6 August 2014

U.S. Stocks Fall, Bonds Erase Losses on Ukraine Tension

Bloomberg News :06. August 2014
By Joseph Ciolli and Jeremy Herron

U.S. Stocks Fall With Bonds, Dollar Gains on Fed Rate Concerns
Specialist John Parisi, left, and trader Luigi Muccitelli work on the floor of the New York Stock Exchange on Aug. 5, 2014


U.S. stocks fell, with the Standard & Poor’s 500 Index (SPX) sinking to the lowest since May, amid concern that tension in Ukraine may escalate. The dollar rose after American services data added to evidence growth is gathering pace.

The Standard & Poor’s 500 Index slid 1 percent, while the dollar strengthened to an almost nine-month high versus the euro. Treasury two-year note yields touched the lowest level in more than two weeks at 4:43 p.m. in New York. Ten-year yields trimmed earlier gains sparked by speculation interest rates may rise early next year. U.S. crude tumbled to a six-week low.

President Vladimir Putin ordered the government to prepare a response to U.S. and European sanctions as Poland warned that a renewed buildup of Russian troops on Ukraine’s border raises the specter of a possible invasion. Service industries in the U.S. expanded in July at the fastest pace since December 2005, driving speculation economic growth is robust enough for the Federal Reserve to raise its benchmark interest rate before the middle of 2015.

“The market had been jittery,” Lou Shaduk, managing director of equity trading at Stifel Nicolaus & Co. in Baltimore, said in an interview. “You have Polish Minister Sikorski talking about Russian forces poised to pressure or invade Ukraine and that’s all the buyers needed today to go into hiding.”
Ukraine Tension

The S&P 500 extended losses and Treasuries reversed after Polish Foreign Minister Radoslaw Sikorski said Russia had restored its combat readiness on the Ukraine border. He did not give any indication that an incursion was imminent.

Putin is showing no sign of backing down since the U.S. and the European Union tightened sanctions last week, with Russia massing forces on its neighbor’s border in the biggest military buildup since troops were withdrawn from the area in May.

Selling accelerated after the S&P 500 slipped below last week’s closing level of 1,925.15 and yesterday’s intraday low of 1,921.2. The gauge has lost 3.4 percent since reaching a record high of 1,987.98 on July 24 and came within 70 points of erasing its gain for the year.

“I would attribute the dip in S&P to the rumor that Russia’s getting ready to invade Ukraine,” Walter “Bucky” Hellwig, a Birmingham, Alabama-based senior vice president at BB&T Wealth Management, said by phone. “That created additional technical difficulties with high-frequency trading.”

Refiners, Airlines

Among stocks moving today, Target Corp. lost 4.4 percent after cutting its estimate for second-quarter profit on an expense stemming from a December data breach.

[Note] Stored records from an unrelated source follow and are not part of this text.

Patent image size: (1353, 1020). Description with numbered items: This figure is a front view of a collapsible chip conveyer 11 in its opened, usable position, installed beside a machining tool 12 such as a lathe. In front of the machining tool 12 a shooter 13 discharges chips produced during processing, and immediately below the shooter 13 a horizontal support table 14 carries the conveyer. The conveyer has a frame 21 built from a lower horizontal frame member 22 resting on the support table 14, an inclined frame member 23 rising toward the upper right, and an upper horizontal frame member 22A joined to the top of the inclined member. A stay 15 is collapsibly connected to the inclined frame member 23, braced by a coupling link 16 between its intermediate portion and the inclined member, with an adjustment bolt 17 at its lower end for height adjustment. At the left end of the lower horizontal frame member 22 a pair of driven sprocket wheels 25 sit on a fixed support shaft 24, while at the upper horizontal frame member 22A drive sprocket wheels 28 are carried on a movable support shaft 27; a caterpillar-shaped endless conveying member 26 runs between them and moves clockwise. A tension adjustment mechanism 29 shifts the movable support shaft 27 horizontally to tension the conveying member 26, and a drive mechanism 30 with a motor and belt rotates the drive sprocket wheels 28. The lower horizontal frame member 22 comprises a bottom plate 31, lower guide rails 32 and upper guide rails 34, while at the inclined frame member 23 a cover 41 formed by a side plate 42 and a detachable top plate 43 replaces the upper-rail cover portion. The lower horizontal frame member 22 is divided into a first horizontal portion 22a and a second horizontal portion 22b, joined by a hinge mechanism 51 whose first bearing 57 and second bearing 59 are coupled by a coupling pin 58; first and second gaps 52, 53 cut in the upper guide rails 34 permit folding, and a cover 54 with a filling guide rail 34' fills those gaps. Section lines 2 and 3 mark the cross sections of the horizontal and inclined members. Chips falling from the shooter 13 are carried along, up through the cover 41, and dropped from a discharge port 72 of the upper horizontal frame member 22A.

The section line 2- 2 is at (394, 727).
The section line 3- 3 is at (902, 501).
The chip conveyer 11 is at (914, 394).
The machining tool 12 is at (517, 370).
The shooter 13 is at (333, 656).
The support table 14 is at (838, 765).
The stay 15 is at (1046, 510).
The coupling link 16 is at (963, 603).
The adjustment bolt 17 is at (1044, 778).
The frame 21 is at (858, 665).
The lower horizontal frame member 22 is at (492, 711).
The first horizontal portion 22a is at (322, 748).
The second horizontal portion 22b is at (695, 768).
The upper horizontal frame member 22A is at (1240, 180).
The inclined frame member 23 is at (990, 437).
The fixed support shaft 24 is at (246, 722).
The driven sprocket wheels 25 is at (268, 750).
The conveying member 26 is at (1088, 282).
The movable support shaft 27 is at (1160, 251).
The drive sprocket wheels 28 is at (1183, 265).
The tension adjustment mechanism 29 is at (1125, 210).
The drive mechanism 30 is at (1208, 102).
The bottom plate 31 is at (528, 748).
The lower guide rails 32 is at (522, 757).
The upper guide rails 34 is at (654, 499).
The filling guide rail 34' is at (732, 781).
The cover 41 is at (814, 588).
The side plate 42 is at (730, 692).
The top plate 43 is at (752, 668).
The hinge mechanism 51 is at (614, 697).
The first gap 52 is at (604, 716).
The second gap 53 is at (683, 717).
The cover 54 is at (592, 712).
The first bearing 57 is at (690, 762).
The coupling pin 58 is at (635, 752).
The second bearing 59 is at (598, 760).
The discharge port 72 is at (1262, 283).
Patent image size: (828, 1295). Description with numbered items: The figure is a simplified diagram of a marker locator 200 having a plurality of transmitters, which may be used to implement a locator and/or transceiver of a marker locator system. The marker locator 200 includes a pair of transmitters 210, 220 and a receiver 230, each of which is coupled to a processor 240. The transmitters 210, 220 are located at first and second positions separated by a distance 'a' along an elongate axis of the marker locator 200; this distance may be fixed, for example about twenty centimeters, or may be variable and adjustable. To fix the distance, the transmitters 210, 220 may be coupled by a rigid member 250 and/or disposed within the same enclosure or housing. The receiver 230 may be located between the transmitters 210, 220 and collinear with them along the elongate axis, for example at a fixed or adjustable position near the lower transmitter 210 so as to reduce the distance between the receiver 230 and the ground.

Pioneer Natural Resources Co. sank 5.7 percent and Halliburton Co. dropped 3.4 percent to lead an index of energy stocks lower by 2.1 percent, the most among 10 S&P 500 groups.

U.S. airline stocks followed European carriers lower after business newspaper Vedomosti reported Russia may limit or ban trans-Siberian flights by European Union airlines, citing people familiar with the matter. Delta Air Lines Inc. fell 2.8 percent and United Continental Holdings Inc. slid 3.5 percent.

Treasuries retreated with equities earlier in the day as concern grew that the improving U.S. economy may force the Fed to act on rates sooner than anticipated, as the central bank remains on pace to wind down its monthly bond purchases in October. Fed Chair Janet Yellen has said officials will keep its benchmark low for a “considerable time” after the bond buying ends.
Economic Recovery

The pickup among service providers, combined with the strongest rate of growth in more than three years at American factories, shows the world’s largest economy was strengthening at the start of the third quarter. Faster payroll growth is helping fuel consumer demand, raising the odds a self-reinforcing cycle of increased hiring and spending is under way.

The Bloomberg Dollar Spot Index rose to the highest level in five months as the greenback appreciated 0.3 percent to $1.3375 per euro. The yen reversed an earlier decline against the dollar on haven demand amid the tension over Ukraine.

“In the last couple weeks we’ve been getting reports that the economy is definitely recovering,” John Fox, director of research at Fenimore Asset Management in Cobleskill, New York, said in a phone interview. “People are now focusing on the fact that the Fed isn’t going to be this accommodative forever.”